La Cour des comptes a publié un rapport à l'apparence critique sur la cybersécurité française. L'ANSSI, avec laquelle elle a longuement pu discuter, va devoir adapter sa stratégie face à l'explosion des cybermenaces.

La cybersécurité française doit en partie être repensée, selon la Cour des comptes © mr_tigga / Shutterstock
La cybersécurité française doit en partie être repensée, selon la Cour des comptes © mr_tigga / Shutterstock

Les cyberattaques explosent et visent désormais tout le monde, des hôpitaux aux mairies, en passant par les PME. Dans un rapport que certains pourront trouver dur, la Cour des comptes a révélé cette semaine les failles d'un système qui doit protéger beaucoup plus d'entités qu'aujourd'hui. Malgré son expertise à la fois reconnue et saluée, l'ANSSI, l'Agence nationale de la sécurité des systèmes d'information, est invitée à repenser ses méthodes pour répondre à la croissance des cyberattaques.

Les cyberattaques changent de cibles, avec des conséquences dramatiques

Fini le temps où pirater une centrale nucléaire faisait rêver les cybercriminels. Désormais, ces derniers ont compris l'art de la guerre asymétrique : frapper les petits, pour paralyser les grands. Collectivités territoriales, sous-traitants, PME et établissements de santé deviennent des cibles de choix pour s'attaquer aux géants par ricochet. Toutes et tous doivent en avoir conscience pour très vite améliorer leur sécurité informatique.

La directive européenne NIS 2, censée être applicable depuis l'an dernier, matérialise ce bouleversement. La France devra surveiller près de 15 000 entités, contre 500 actuellement, un bond stratosphérique qui change complètement la donne, même s'il n'est même pas encore suffisant. Il n'est donc plus question de se contenter du « haut du spectre » des infrastructures ultrasensibles, tout l'écosystème est d'accord là-dessus.

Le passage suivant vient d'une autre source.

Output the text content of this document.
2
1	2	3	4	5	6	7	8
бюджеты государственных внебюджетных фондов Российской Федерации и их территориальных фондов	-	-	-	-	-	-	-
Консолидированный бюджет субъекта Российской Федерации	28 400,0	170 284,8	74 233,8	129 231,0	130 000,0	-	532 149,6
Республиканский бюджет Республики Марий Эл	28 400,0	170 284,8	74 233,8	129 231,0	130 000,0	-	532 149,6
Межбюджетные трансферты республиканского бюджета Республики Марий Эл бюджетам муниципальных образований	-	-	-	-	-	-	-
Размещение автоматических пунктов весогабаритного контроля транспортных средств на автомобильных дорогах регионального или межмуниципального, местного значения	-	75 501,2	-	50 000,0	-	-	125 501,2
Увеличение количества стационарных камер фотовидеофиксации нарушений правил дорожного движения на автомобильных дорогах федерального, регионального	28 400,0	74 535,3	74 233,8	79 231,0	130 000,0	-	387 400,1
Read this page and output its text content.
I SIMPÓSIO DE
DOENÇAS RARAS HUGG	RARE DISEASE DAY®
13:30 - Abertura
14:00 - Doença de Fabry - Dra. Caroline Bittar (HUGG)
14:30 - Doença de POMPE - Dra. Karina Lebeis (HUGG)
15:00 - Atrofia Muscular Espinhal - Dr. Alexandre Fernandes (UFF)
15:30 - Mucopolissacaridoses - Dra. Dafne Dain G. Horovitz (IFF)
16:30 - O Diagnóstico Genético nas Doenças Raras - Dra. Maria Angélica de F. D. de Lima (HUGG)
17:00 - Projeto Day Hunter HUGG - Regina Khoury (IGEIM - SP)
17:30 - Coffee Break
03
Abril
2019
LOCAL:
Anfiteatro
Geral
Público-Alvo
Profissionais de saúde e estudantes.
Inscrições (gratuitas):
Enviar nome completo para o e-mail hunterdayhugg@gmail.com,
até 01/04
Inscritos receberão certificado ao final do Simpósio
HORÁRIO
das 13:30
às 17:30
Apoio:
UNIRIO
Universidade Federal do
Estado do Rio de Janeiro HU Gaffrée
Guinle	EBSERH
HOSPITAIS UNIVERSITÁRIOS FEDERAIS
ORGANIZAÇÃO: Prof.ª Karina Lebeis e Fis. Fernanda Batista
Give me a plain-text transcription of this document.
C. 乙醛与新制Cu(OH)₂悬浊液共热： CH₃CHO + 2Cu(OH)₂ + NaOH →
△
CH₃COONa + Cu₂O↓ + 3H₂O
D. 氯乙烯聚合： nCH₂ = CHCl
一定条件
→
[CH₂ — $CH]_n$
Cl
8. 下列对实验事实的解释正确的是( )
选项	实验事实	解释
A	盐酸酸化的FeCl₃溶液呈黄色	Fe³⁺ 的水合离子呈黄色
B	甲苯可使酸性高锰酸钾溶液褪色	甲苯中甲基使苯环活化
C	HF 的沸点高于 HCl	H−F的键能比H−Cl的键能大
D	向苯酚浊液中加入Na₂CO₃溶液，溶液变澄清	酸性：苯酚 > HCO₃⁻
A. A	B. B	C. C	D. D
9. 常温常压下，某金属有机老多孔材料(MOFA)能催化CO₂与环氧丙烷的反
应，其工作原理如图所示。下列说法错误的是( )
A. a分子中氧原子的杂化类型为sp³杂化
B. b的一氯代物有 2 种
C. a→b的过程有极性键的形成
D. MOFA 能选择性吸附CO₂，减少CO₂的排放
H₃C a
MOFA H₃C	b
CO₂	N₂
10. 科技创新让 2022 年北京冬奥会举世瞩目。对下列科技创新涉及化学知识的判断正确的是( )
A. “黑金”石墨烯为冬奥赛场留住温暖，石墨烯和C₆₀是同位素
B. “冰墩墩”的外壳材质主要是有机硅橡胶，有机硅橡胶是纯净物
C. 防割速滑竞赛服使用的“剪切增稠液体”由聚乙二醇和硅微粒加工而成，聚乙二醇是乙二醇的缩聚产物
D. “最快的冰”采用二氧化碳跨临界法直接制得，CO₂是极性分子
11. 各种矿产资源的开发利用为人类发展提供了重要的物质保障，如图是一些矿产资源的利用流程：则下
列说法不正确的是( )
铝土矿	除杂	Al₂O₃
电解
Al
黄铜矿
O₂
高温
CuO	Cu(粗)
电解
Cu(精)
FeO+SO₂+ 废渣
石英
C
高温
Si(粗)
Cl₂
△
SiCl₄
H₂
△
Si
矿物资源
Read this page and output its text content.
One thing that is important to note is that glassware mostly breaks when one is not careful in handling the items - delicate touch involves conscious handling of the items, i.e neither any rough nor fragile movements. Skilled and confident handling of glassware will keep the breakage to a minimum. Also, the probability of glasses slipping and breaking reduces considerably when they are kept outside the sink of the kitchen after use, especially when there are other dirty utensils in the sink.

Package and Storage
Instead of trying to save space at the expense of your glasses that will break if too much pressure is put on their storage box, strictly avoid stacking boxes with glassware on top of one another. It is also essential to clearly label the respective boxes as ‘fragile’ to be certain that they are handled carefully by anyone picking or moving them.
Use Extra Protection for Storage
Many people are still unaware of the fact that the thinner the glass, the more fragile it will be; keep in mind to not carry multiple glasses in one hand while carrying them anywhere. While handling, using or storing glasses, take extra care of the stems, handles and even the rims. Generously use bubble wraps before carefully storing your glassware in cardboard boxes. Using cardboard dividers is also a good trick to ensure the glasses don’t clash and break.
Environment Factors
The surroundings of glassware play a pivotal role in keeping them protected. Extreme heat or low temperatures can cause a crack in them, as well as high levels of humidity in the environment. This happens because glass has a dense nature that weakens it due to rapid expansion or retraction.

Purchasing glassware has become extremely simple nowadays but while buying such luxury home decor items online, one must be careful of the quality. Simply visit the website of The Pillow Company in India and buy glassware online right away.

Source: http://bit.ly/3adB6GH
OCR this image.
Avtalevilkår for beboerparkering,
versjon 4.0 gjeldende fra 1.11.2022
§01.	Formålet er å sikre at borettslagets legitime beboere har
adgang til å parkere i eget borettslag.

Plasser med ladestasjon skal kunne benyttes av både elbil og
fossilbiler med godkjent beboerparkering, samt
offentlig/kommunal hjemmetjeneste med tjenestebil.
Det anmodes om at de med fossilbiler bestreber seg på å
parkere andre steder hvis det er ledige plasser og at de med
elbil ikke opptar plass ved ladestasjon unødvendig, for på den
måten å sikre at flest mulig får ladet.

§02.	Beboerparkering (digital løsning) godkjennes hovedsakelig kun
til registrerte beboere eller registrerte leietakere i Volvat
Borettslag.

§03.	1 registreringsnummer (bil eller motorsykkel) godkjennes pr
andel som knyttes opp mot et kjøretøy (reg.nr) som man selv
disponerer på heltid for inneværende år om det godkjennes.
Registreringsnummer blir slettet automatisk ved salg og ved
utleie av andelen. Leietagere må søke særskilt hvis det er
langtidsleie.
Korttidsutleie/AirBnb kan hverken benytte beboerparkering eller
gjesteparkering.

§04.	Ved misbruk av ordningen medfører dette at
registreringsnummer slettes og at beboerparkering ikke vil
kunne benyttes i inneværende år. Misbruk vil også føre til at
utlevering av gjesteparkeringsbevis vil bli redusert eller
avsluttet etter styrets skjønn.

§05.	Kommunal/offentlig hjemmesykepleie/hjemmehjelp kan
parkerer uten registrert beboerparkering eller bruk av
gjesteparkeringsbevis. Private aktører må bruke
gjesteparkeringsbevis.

Cette révolution touche directement nos vies. En 2023 par exemple, 17% des incidents traités par l'ANSSI concernaient des collectivités territoriales. Traduction concrète ? L'hôpital de Corbeil-Essonnes a déboursé 5,5 millions d'euros après son attaque de 2022. Pour une PME lambda, la facture moyenne grimpe à 466 000 euros.

L'ANSSI, un crack français aux prises avec la réalité

L'agence française de cybersécurité fait des jaloux à l'international. Créée en 2009 avec 128 agents, l'ANSSI en compte aujourd'hui 622, et on peut dire qu'elle a carrément inspiré la réglementation européenne. Un petit prodige tricolore, qui force l'admiration de nos voisins dans ce domaine ultrastratégique.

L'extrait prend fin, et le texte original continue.